Paint Over Imperfections On Drywall
If you are dealing with minimal imperfections on your drywall, you could get away with just painting over it. Simply sand and prime the area you want to paint over before applying the new layer of paint.
Remember, it is important to determine how much repairing your drywall needs. If the drywall job is really poor, then no amount of painting or covering up can make it look good.
How Smooth Should Finished Drywall Be?
We pointed out that rough drywall is a sign of a bad drywall job. There can be some variations in how smooth the drywall finish is, depending on its function and where it is in the house.
Finished drywall for home interiors needs to be at the very least Level 3. The highest is Level 5, while the lowest is Level 0. Levels 0 to 2 are typically only acceptable for less-lived spaces. This includes garages and attics. Less used spaces in the home can also go lower than Level 5.
Your drywall is typically smooth before installation. What happens is that while setting up, the indentations and handling it receives along the way affect its overall finish. Completely unfinished drywall needs tape and layers of joint compound as well as sanding to get smoother.
Finished drywall can still end up rough if it receives a messy mud coat application. Level 5 smoothness is a result of multiple layers of drywall compound and a final layer of skim coat.
Can You Fix A Bad Mud Job On Painted Drywall?
A bad mud job will show behind the paint. Since the surface is uneven, paint does not lay smoothly on it. Thus, you will be able to see the drywall work regardless.
Drywall should not be painted unless you are satisfied with its finish. A fresh coat of drywall mud or compound will not stick to already painted surfaces. You can still repair a bad mud job, so long as you scrape the paint off.
Sand or scour the paint off of the wall just enough that it is rough to the touch. The rough texture will help the new layer of mud stick. When you are applying fresh mud, scrape it flat between layers with a blade. This will ensure that you end up with a good finish.
When the mud is completely dried, you can apply a skim coat over top of it. Finally, apply a new fresh coat of paint to the repaired drywall.
Is My Drywall Toxic?
Toxic drywall can also result in a bad drywall job. Even worse, it is a detriment to your health, so it should be avoided at all costs. There are a few signs to look out for to determine whether or not your drywall is toxic.
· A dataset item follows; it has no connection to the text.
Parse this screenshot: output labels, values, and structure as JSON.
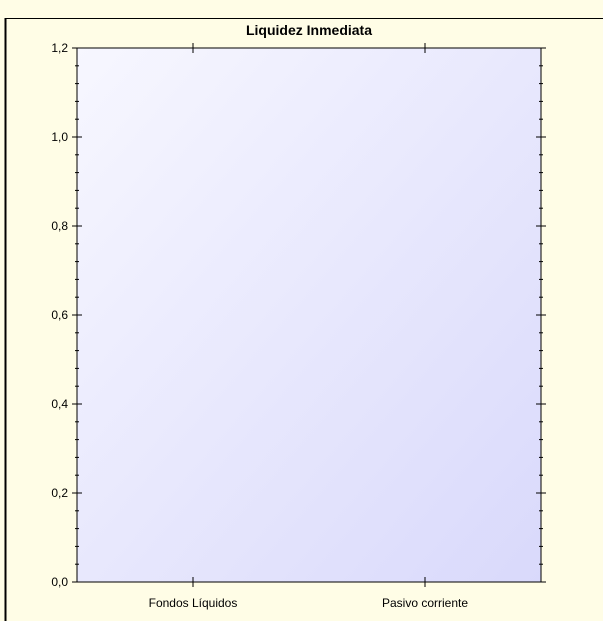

Toxic drywall smells bad. It gives off a sulfuric smell and is capable of corroding copper wiring in your house. Bad drywall will interfere with technology and appliances, causing them to fail or break sooner.
It also leads to several symptoms such as breathing problems, skin problems, and headaches. In this case, replacing bad drywall may be difficult as it may have contaminated the materials around it.
Only buy drywall from certified sources in the US. Though costs may be higher, it will keep you from life-threatening illnesses and save you from expenses in the long run. You can purchase non-toxic drywall from Natural Gypsum, USG, Georgia-Pacific, and CertainTeed.
The telltale signs of a bad drywall job include sloppy-looking application, sagging and warping, and a rough finish. You can avoid these issues by hiring a well-trusted and experienced contractor.
By spotting these signs early on, you can avoid issues and further expenses in the future. Start fixing a bad drywall job as soon as possible. You can either do this yourself using the tips we laid out, or hire a professional to do it for you.